La chiave del successo delle religioni o delle morali in generale sull'ansia del giusto e dello sbagliato non è tanto il fatto di dare una risposta all'ossessione in sé, quanto di saturare ossessioni diverse mediante rituali già predisposti, in maniera che il cervello sia saturo di ossessioni. In altre parole, una preghiera (che contiene e ripete regole e concetti morali) può far cessare un'ossessione che niente ha a che vedere con il contenuto della preghiera. Un dogma o comandamento ha una funzione antiossessiva non perché ad esempio dice "uccidere è sbagliato" ad una persona che è ossessionata da questo dubbio, ma perché satura il meccanismo rituale (anche solo come creazione di categorie mentali) del cervello ossessionato da questo o altri dubbi.
Lo stesso culto della morte, presente in tutti i sistemi religiosi, ha la funzione fondamentale di oscurare la presenza della morte come idea nella vita quotidiana. Anziché evitare il contatto con la morte, le religioni lo incorporano come elemento fondamentale, in maniera che sia ancor più chiaro di quanto non lo suggerisca il pensiero spontaneo della persona. In questo modo il cervello sviluppa automaticamente una forma di oscuramento della realtà della morte, il che consente di vivere spensieratamente.

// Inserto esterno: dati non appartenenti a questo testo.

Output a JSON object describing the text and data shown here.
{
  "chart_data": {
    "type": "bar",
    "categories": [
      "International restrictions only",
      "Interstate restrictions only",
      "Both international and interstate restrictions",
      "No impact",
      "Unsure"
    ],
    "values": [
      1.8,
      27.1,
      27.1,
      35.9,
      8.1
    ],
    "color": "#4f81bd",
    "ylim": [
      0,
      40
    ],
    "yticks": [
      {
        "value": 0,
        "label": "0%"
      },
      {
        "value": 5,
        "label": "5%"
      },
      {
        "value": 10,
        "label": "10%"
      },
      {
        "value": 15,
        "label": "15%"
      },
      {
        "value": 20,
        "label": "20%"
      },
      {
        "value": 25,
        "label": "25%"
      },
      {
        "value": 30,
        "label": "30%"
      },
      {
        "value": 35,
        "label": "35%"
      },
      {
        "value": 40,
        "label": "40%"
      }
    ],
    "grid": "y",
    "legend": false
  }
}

Ovviamente, se c'è una predisposizione naturale all'ossessività, qualunque sistema, anche uno non logico come quello religioso, nel tempo tenderà a non bastare più, e quindi la persona rischierà di irrigidirsi su un sistema di regole che poi ad un certo punto non gli consente più comunque la tranquillità, in quel caso schiacciato tra l'ossessione e il "rituale" di rassicurazione ormai inefficace ma a cui è legato.